Siły Zbrojne Stanów Zjednoczonych przestały publicznie podawać dane o tempie wycofywania się po tym, jak operacja na początku czerwca została zrealizowana w 50 proc. Oficjalnie, najdłuższa wojna w historii USA zakończyć ma się 11 września - taki właśnie termin wyznaczył prezydent Joe Biden.
Ujawnienie szybkiego tempa wycofywania się Amerykanów z Afganistanu następuje, gdy rebelia talibów wzmaga swoją ofensywę w całym kraju. Pentagon szacuje obecnie, że talibowie kontrolują znaczne obszary kraju. Tymczasem rozmowy pokojowe w Katarze nie przyniosły znaczącego postępu.

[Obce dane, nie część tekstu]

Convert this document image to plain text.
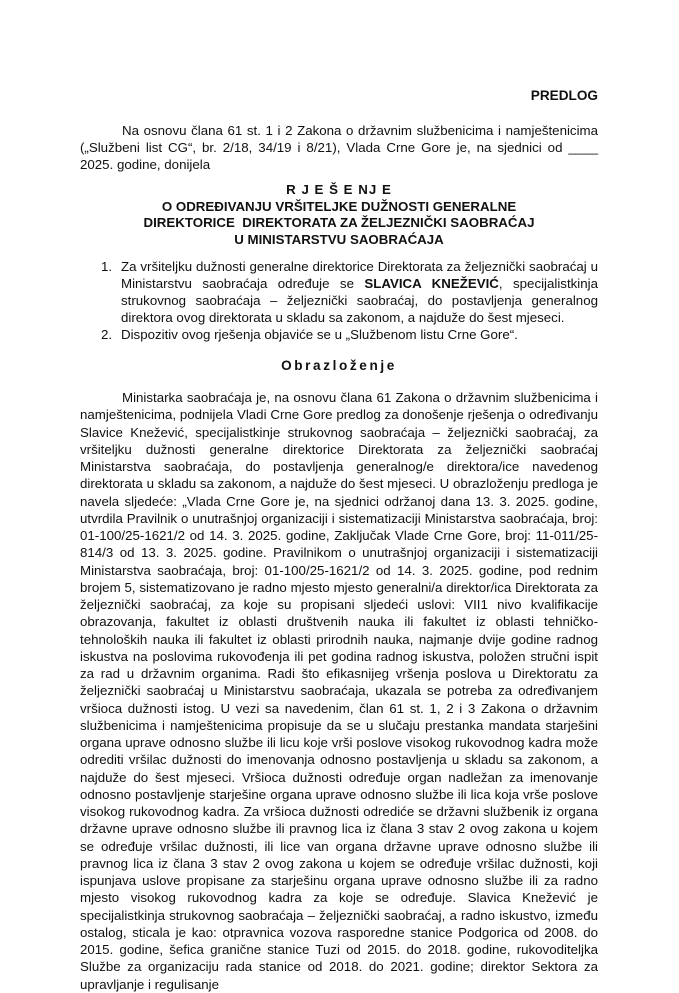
PREDLOG

Na osnovu člana 61 st. 1 i 2 Zakona o državnim službenicima i namještenicima („Službeni list CG“, br. 2/18, 34/19 i 8/21), Vlada Crne Gore je, na sjednici od ____ 2025. godine, donijela

R J E Š E NJ E
O ODREĐIVANJU VRŠITELJKE DUŽNOSTI GENERALNE
DIREKTORICE  DIREKTORATA ZA ŽELJEZNIČKI SAOBRAĆAJ
U MINISTARSTVU SAOBRAĆAJA
1. Za vršiteljku dužnosti generalne direktorice Direktorata za željeznički saobraćaj u Ministarstvu saobraćaja određuje se SLAVICA KNEŽEVIĆ, specijalistkinja strukovnog saobraćaja – željeznički saobraćaj, do postavljenja generalnog direktora ovog direktorata u skladu sa zakonom, a najduže do šest mjeseci.
2. Dispozitiv ovog rješenja objaviće se u „Službenom listu Crne Gore“.
Obrazloženje

Ministarka saobraćaja je, na osnovu člana 61 Zakona o državnim službenicima i namještenicima, podnijela Vladi Crne Gore predlog za donošenje rješenja o određivanju Slavice Knežević, specijalistkinje strukovnog saobraćaja – željeznički saobraćaj, za vršiteljku dužnosti generalne direktorice Direktorata za željeznički saobraćaj Ministarstva saobraćaja, do postavljenja generalnog/e direktora/ice navedenog direktorata u skladu sa zakonom, a najduže do šest mjeseci. U obrazloženju predloga je navela sljedeće: „Vlada Crne Gore je, na sjednici održanoj dana 13. 3. 2025. godine, utvrdila Pravilnik o unutrašnjoj organizaciji i sistematizaciji Ministarstva saobraćaja, broj: 01-100/25-1621/2 od 14. 3. 2025. godine, Zaključak Vlade Crne Gore, broj: 11-011/25-814/3 od 13. 3. 2025. godine. Pravilnikom o unutrašnjoj organizaciji i sistematizaciji Ministarstva saobraćaja, broj: 01-100/25-1621/2 od 14. 3. 2025. godine, pod rednim brojem 5, sistematizovano je radno mjesto mjesto generalni/a direktor/ica Direktorata za željeznički saobraćaj, za koje su propisani sljedeći uslovi: VII1 nivo kvalifikacije obrazovanja, fakultet iz oblasti društvenih nauka ili fakultet iz oblasti tehničko-tehnoloških nauka ili fakultet iz oblasti prirodnih nauka, najmanje dvije godine radnog iskustva na poslovima rukovođenja ili pet godina radnog iskustva, položen stručni ispit za rad u državnim organima. Radi što efikasnijeg vršenja poslova u Direktoratu za željeznički saobraćaj u Ministarstvu saobraćaja, ukazala se potreba za određivanjem vršioca dužnosti istog. U vezi sa navedenim, član 61 st. 1, 2 i 3 Zakona o državnim službenicima i namještenicima propisuje da se u slučaju prestanka mandata starješini organa uprave odnosno službe ili licu koje vrši poslove visokog rukovodnog kadra može odrediti vršilac dužnosti do imenovanja odnosno postavljenja u skladu sa zakonom, a najduže do šest mjeseci. Vršioca dužnosti određuje organ nadležan za imenovanje odnosno postavljenje starješine organa uprave odnosno službe ili lica koja vrše poslove visokog rukovodnog kadra. Za vršioca dužnosti odrediće se državni službenik iz organa državne uprave odnosno službe ili pravnog lica iz člana 3 stav 2 ovog zakona u kojem se određuje vršilac dužnosti, ili lice van organa državne uprave odnosno službe ili pravnog lica iz člana 3 stav 2 ovog zakona u kojem se određuje vršilac dužnosti, koji ispunjava uslove propisane za starješinu organa uprave odnosno službe ili za radno mjesto visokog rukovodnog kadra za koje se određuje. Slavica Knežević je specijalistkinja strukovnog saobraćaja – željeznički saobraćaj, a radno iskustvo, između ostalog, sticala je kao: otpravnica vozova rasporedne stanice Podgorica od 2008. do 2015. godine, šefica granične stanice Tuzi od 2015. do 2018. godine, rukovoditeljka Službe za organizaciju rada stanice od 2018. do 2021. godine; direktor Sektora za upravljanje i regulisanje
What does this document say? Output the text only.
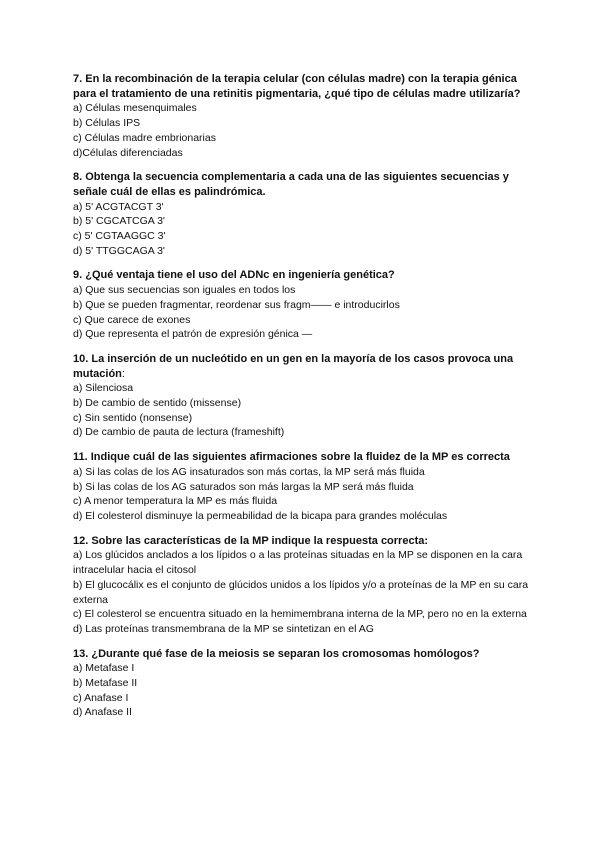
7. En la recombinación de la terapia celular (con células madre) con la terapia génica para el tratamiento de una retinitis pigmentaria, ¿qué tipo de células madre utilizaría?

a) Células mesenquimales
b) Células IPS
c) Células madre embrionarias
d)Células diferenciadas

8. Obtenga la secuencia complementaria a cada una de las siguientes secuencias y señale cuál de ellas es palindrómica.

a) 5' ACGTACGT 3'
b) 5' CGCATCGA 3'
c) 5' CGTAAGGC 3'
d) 5' TTGGCAGA 3'

9. ¿Qué ventaja tiene el uso del ADNc en ingeniería genética?

a) Que sus secuencias son iguales en todos los
b) Que se pueden fragmentar, reordenar sus fragm—— e introducirlos
c) Que carece de exones
d) Que representa el patrón de expresión génica —

10. La inserción de un nucleótido en un gen en la mayoría de los casos provoca una mutación:

a) Silenciosa
b) De cambio de sentido (missense)
c) Sin sentido (nonsense)
d) De cambio de pauta de lectura (frameshift)

11. Indique cuál de las siguientes afirmaciones sobre la fluidez de la MP es correcta

a) Si las colas de los AG insaturados son más cortas, la MP será más fluida
b) Si las colas de los AG saturados son más largas la MP será más fluida
c) A menor temperatura la MP es más fluida
d) El colesterol disminuye la permeabilidad de la bicapa para grandes moléculas

12. Sobre las características de la MP indique la respuesta correcta:

a) Los glúcidos anclados a los lípidos o a las proteínas situadas en la MP se disponen en la cara intracelular hacia el citosol
b) El glucocálix es el conjunto de glúcidos unidos a los lípidos y/o a proteínas de la MP en su cara externa
c) El colesterol se encuentra situado en la hemimembrana interna de la MP, pero no en la externa
d) Las proteínas transmembrana de la MP se sintetizan en el AG

13. ¿Durante qué fase de la meiosis se separan los cromosomas homólogos?

a) Metafase I
b) Metafase II
c) Anafase I
d) Anafase II
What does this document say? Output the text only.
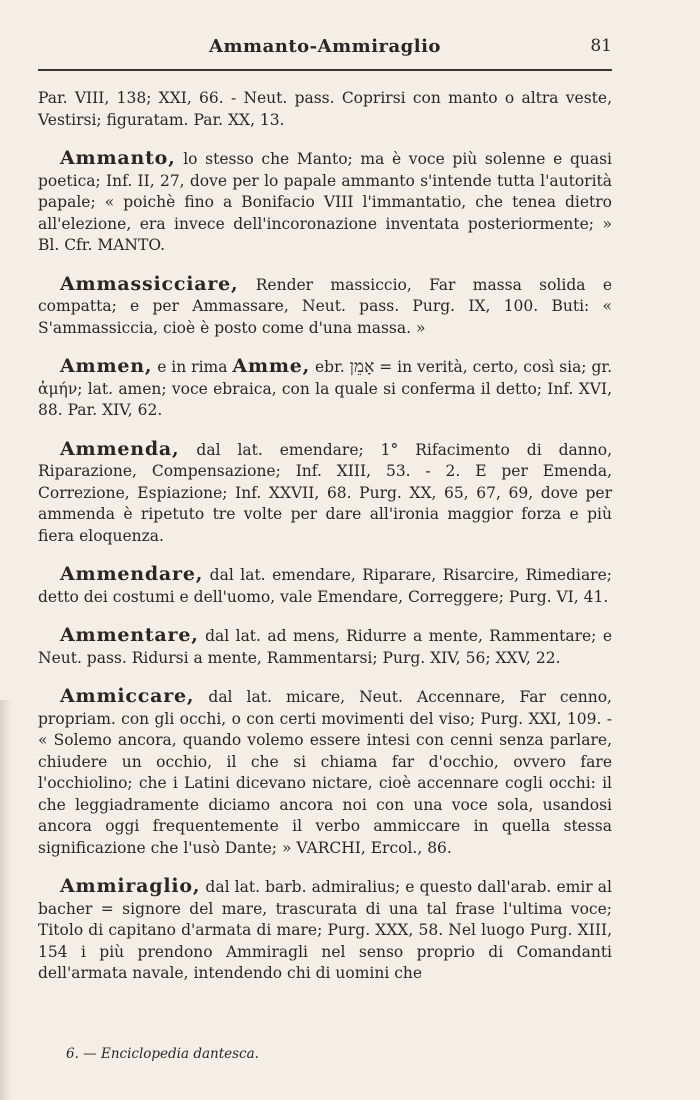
Ammanto-Ammiraglio	81

Par. VIII, 138; XXI, 66. - Neut. pass. Coprirsi con manto o altra veste, Vestirsi; figuratam. Par. XX, 13.

Ammanto, lo stesso che Manto; ma è voce più solenne e quasi poetica; Inf. II, 27, dove per lo papale ammanto s'intende tutta l'autorità papale; « poichè fino a Bonifacio VIII l'immantatio, che tenea dietro all'elezione, era invece dell'incoronazione inventata posteriormente; » Bl. Cfr. MANTO.

Ammassicciare, Render massiccio, Far massa solida e compatta; e per Ammassare, Neut. pass. Purg. IX, 100. Buti: « S'ammassiccia, cioè è posto come d'una massa. »

Ammen, e in rima Amme, ebr. אָמֵן = in verità, certo, così sia; gr. ἀμήν; lat. amen; voce ebraica, con la quale si conferma il detto; Inf. XVI, 88. Par. XIV, 62.

Ammenda, dal lat. emendare; 1° Rifacimento di danno, Riparazione, Compensazione; Inf. XIII, 53. - 2. E per Emenda, Correzione, Espiazione; Inf. XXVII, 68. Purg. XX, 65, 67, 69, dove per ammenda è ripetuto tre volte per dare all'ironia maggior forza e più fiera eloquenza.

Ammendare, dal lat. emendare, Riparare, Risarcire, Rimediare; detto dei costumi e dell'uomo, vale Emendare, Correggere; Purg. VI, 41.

Ammentare, dal lat. ad mens, Ridurre a mente, Rammentare; e Neut. pass. Ridursi a mente, Rammentarsi; Purg. XIV, 56; XXV, 22.

Ammiccare, dal lat. micare, Neut. Accennare, Far cenno, propriam. con gli occhi, o con certi movimenti del viso; Purg. XXI, 109. - « Solemo ancora, quando volemo essere intesi con cenni senza parlare, chiudere un occhio, il che si chiama far d'occhio, ovvero fare l'occhiolino; che i Latini dicevano nictare, cioè accennare cogli occhi: il che leggiadramente diciamo ancora noi con una voce sola, usandosi ancora oggi frequentemente il verbo ammiccare in quella stessa significazione che l'usò Dante; » VARCHI, Ercol., 86.

Ammiraglio, dal lat. barb. admiralius; e questo dall'arab. emir al bacher = signore del mare, trascurata di una tal frase l'ultima voce; Titolo di capitano d'armata di mare; Purg. XXX, 58. Nel luogo Purg. XIII, 154 i più prendono Ammiragli nel senso proprio di Comandanti dell'armata navale, intendendo chi di uomini che

6. — Enciclopedia dantesca.
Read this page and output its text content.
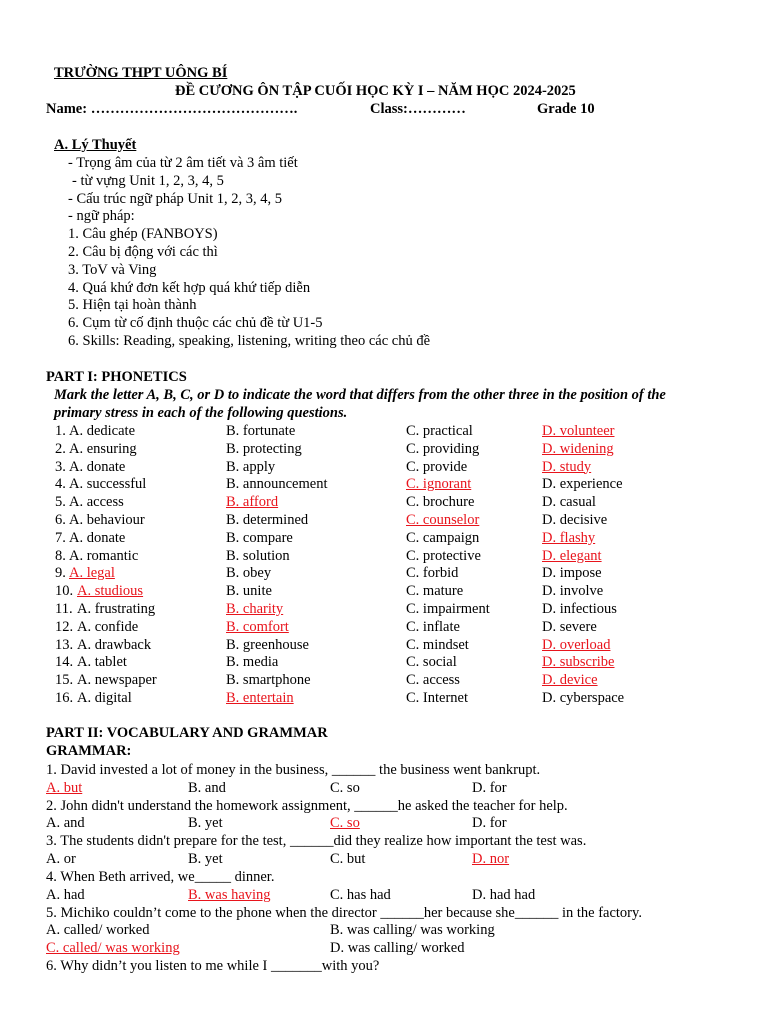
TRƯỜNG THPT UÔNG BÍ
ĐỀ CƯƠNG ÔN TẬP CUỐI HỌC KỲ I – NĂM HỌC 2024-2025
Name: …………………………………….	Class:…………	Grade 10
A. Lý Thuyết
- Trọng âm của từ 2 âm tiết và 3 âm tiết
- từ vựng Unit 1, 2, 3, 4, 5
- Cấu trúc ngữ pháp Unit 1, 2, 3, 4, 5
- ngữ pháp:
1. Câu ghép (FANBOYS)
2. Câu bị động với các thì
3. ToV và Ving
4. Quá khứ đơn kết hợp quá khứ tiếp diễn
5. Hiện tại hoàn thành
6. Cụm từ cố định thuộc các chủ đề từ U1-5
6. Skills: Reading, speaking, listening, writing theo các chủ đề
PART I: PHONETICS
Mark the letter A, B, C, or D to indicate the word that differs from the other three in the position of the
primary stress in each of the following questions.
1. A. dedicate	B. fortunate	C. practical	D. volunteer
2. A. ensuring	B. protecting	C. providing	D. widening
3. A. donate	B. apply	C. provide	D. study
4. A. successful	B. announcement	C. ignorant	D. experience
5. A. access	B. afford	C. brochure	D. casual
6. A. behaviour	B. determined	C. counselor	D. decisive
7. A. donate	B. compare	C. campaign	D. flashy
8. A. romantic	B. solution	C. protective	D. elegant
9. A. legal	B. obey	C. forbid	D. impose
10. A. studious	B. unite	C. mature	D. involve
11. A. frustrating	B. charity	C. impairment	D. infectious
12. A. confide	B. comfort	C. inflate	D. severe
13. A. drawback	B. greenhouse	C. mindset	D. overload
14. A. tablet	B. media	C. social	D. subscribe
15. A. newspaper	B. smartphone	C. access	D. device
16. A. digital	B. entertain	C. Internet	D. cyberspace
PART II: VOCABULARY AND GRAMMAR
GRAMMAR:
1. David invested a lot of money in the business, ______ the business went bankrupt.
A. but	B. and	C. so	D. for
2. John didn't understand the homework assignment, ______he asked the teacher for help.
A. and	B. yet	C. so	D. for
3. The students didn't prepare for the test, ______did they realize how important the test was.
A. or	B. yet	C. but	D. nor
4. When Beth arrived, we_____ dinner.
A. had	B. was having	C. has had	D. had had
5. Michiko couldn’t come to the phone when the director ______her because she______ in the factory.
A. called/ worked	B. was calling/ was working
C. called/ was working	D. was calling/ worked
6. Why didn’t you listen to me while I _______with you?
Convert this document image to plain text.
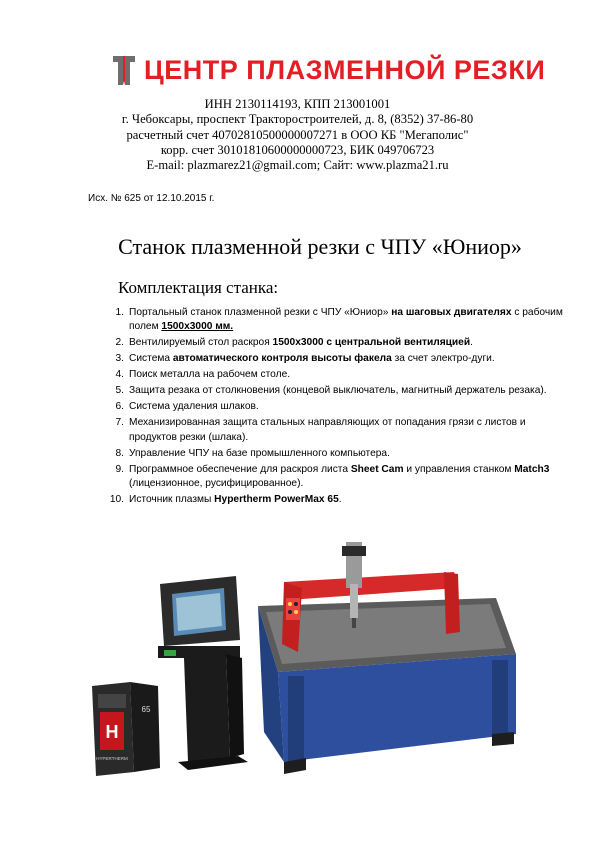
ЦЕНТР ПЛАЗМЕННОЙ РЕЗКИ
ИНН 2130114193, КПП 213001001
г. Чебоксары, проспект Тракторостроителей, д. 8, (8352) 37-86-80
расчетный счет 40702810500000007271 в ООО КБ "Мегаполис"
корр. счет 30101810600000000723, БИК 049706723
E-mail: plazmarez21@gmail.com; Сайт: www.plazma21.ru
Исх. № 625 от 12.10.2015 г.
Станок плазменной резки с ЧПУ «Юниор»
Комплектация станка:
1. Портальный станок плазменной резки с ЧПУ «Юниор» на шаговых двигателях с рабочим полем 1500х3000 мм.
2. Вентилируемый стол раскроя 1500х3000 с центральной вентиляцией.
3. Система автоматического контроля высоты факела за счет электро-дуги.
4. Поиск металла на рабочем столе.
5. Защита резака от столкновения (концевой выключатель, магнитный держатель резака).
6. Система удаления шлаков.
7. Механизированная защита стальных направляющих от попадания грязи с листов и продуктов резки (шлака).
8. Управление ЧПУ на базе промышленного компьютера.
9. Программное обеспечение для раскроя листа Sheet Cam и управления станком Match3 (лицензионное, русифицированное).
10. Источник плазмы Hypertherm PowerMax 65.
H
HYPERTHERM
65
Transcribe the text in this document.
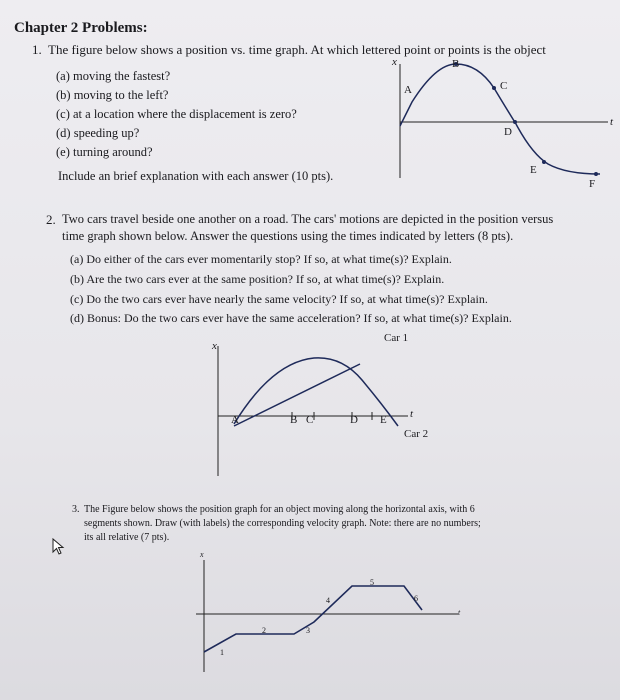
Chapter 2 Problems:
1. The figure below shows a position vs. time graph. At which lettered point or points is the object
(a) moving the fastest?
(b) moving to the left?
(c) at a location where the displacement is zero?
(d) speeding up?
(e) turning around?
Include an brief explanation with each answer (10 pts).
x
t
A
B
C
D
E
F
2. Two cars travel beside one another on a road. The cars' motions are depicted in the position versus
time graph shown below. Answer the questions using the times indicated by letters (8 pts).
(a) Do either of the cars ever momentarily stop? If so, at what time(s)? Explain.
(b) Are the two cars ever at the same position? If so, at what time(s)? Explain.
(c) Do the two cars ever have nearly the same velocity? If so, at what time(s)? Explain.
(d) Bonus: Do the two cars ever have the same acceleration? If so, at what time(s)? Explain.
x
t
Car 1
Car 2
A	B C	D E
3. The Figure below shows the position graph for an object moving along the horizontal axis, with 6
segments shown. Draw (with labels) the corresponding velocity graph. Note: there are no numbers;
its all relative (7 pts).
x
t
1
2	3
4
5
6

Pentagon oświadczył we wtorek, że wycofanie się wojsk amerykańskich niekoniecznie oznaczałoby koniec misji NATO Resolute Support w Afganistanie.
Jednostronna krytyka decyzji o opuszczeniu Afganistanu. Bez refleksji, że żadna wojskowa zewnętrzna interwencja nie miała i nie ma szans na rozwiązanie wewnętrznych problemów tego kraju RT Joe Biden has abandoned Afghanistan. No summit can change that. https://t.co/BKSG3aIzUo
— Stanisław Koziej (@SKoziej) June 29, 2021
Ewakuacja dowodzonych przez USA sił NATO wzbudziło obawy, że w kraju może wybuchnąć wojna domowa na pełną skalę, potencjalnie zapewniając Al-Kaidzie przestrzeń do odbudowy i planowania nowych ataków na Stany Zjednoczone i inne cele.
Według raportu ONZ ze stycznia, w Afganistanie przebywało aż 500 bojowników Al-Kaidy,a talibowie utrzymywali bliskie stosunki z islamską grupą ekstremistyczną, choć oficjalnie zaprzeczają obecności Al-Kaidy w kraju.
Sekretarz obrony USA Lloyd Austin ma w środę spotkać się w Pentagonie ze swoim niemieckim odpowiednikiem. Niemcy, które miały drugi co do wielkości kontyngent wojsk po Stanach Zjednoczonych w Afganistanie, ogłosiły dziś, że zakończyły wycofywanie się z Afganistanu.
Nie jest nadal jasne, czy tempo odwrotu amerykańskich wojsk pozwoli na planowaną ewakuację tysięcy zagrożonych afgańskich tłumaczy i ich rodzin, czego oczekiwano przed wycofaniem się USA.
Wycofanie wojsk i sprzętu z Afganistanu nie obejmowałoby sił, które pozostaną na miejscu, by chronić dyplomatów w amerykańskiej ambasadzie i potencjalnie pomagać w zabezpieczeniu lotniska w Kabulu. Urzędnicy zdradzili mediom, że oddział chroniący ambasadę USA może liczyć około 650 żołnierzy.